Vielleicht spüren wir mehr als zuvor, dass der Weg der Kirchen ein Pilgerweg ist. Fremde zu sein, Fremde auch einander,  und auf dem Weg, noch nicht angekommen, in der Offenheit, dass die Vollendung noch aussteht, dass wir noch nicht wissen, wer wir sein werden. Aber doch in der Gewissheit, genau so von Gott getragen und geführt zu werden.

Über die Schwelle gehen mit den Brocken der Vergangenheit und mit den Reichtümern und Charismen unserer Traditionen. Gepäck abgeben, verschenken, für den anderen tragen, auch miteinander teilen. Gemeinsame Wegzeiten. Gemeinsame Nahrung.

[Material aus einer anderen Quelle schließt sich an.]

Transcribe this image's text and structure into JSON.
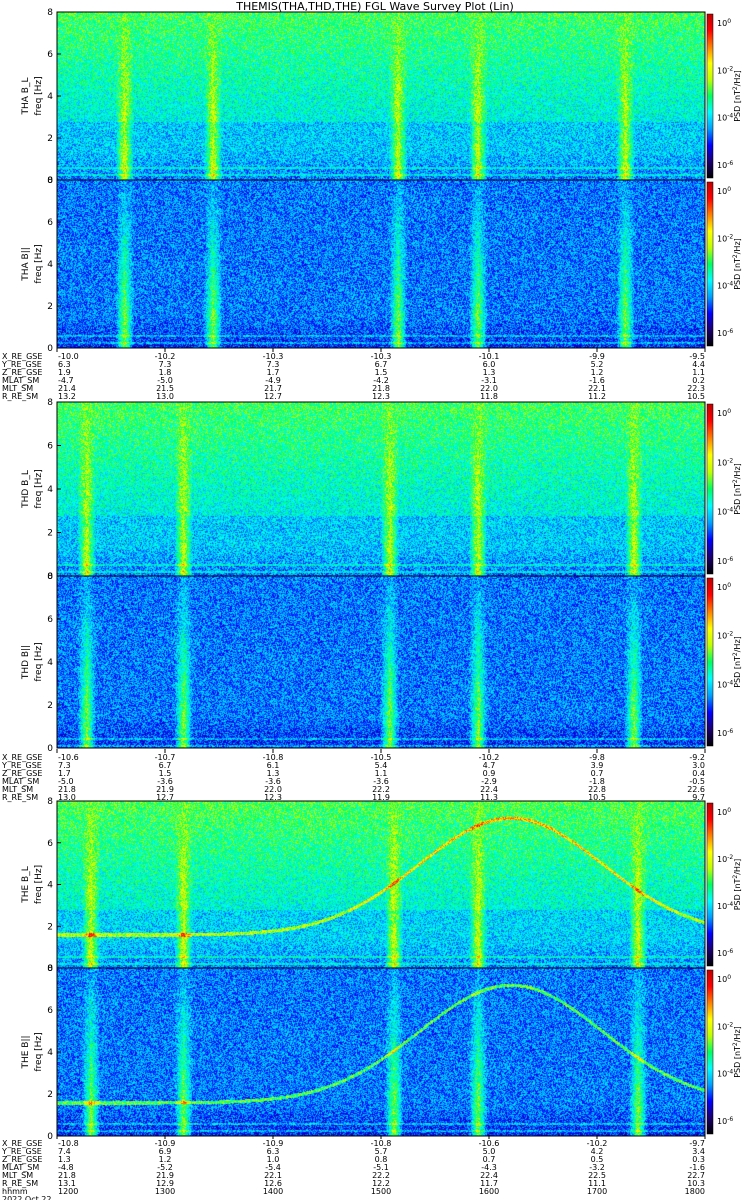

Heute im Gottesdienst ist es für uns alle das Schwarzbrot. Vielleicht wird es morgen für konfessionsverschiedene Ehen die gemeinsame Mahlfeier sein. Übermorgen das von so vielen ersehnte Abendmahl für alle.

Vielleicht aber auch noch nicht. Dann soll uns das doch nicht aufhalten, miteinander barmherzig zu sein und einander nicht zu viel zuzumuten, und einander im Blick zu haben. Das soll uns doch nicht aufhalten, gemeinsam weiter auf dem Weg zu sein, durch Türe, Tore und Pforten in neue Räume zu gehen und gestalten und handeln und mit und bei Anderen sein, in Gemeinden, Schulen, Krankenhäusern, auf Bahnhöfen, in Flüchtlingslagern, Akademien, in Kathedralen, Kapellen und auf Plätzen.

Diese eine Tür nur müssen wir hinter allen Türen und Toren suchen, einander zeigen oder zeigen lassen. Diese eine Tür, aus der das Paradies von weitem leuchtet. Diese, die niemand schließen kann. Und dann gehen, erwartungsvoll, offen, voller Zutrauen, dass Gott zu Ende bringen wird, was er angefangen hat.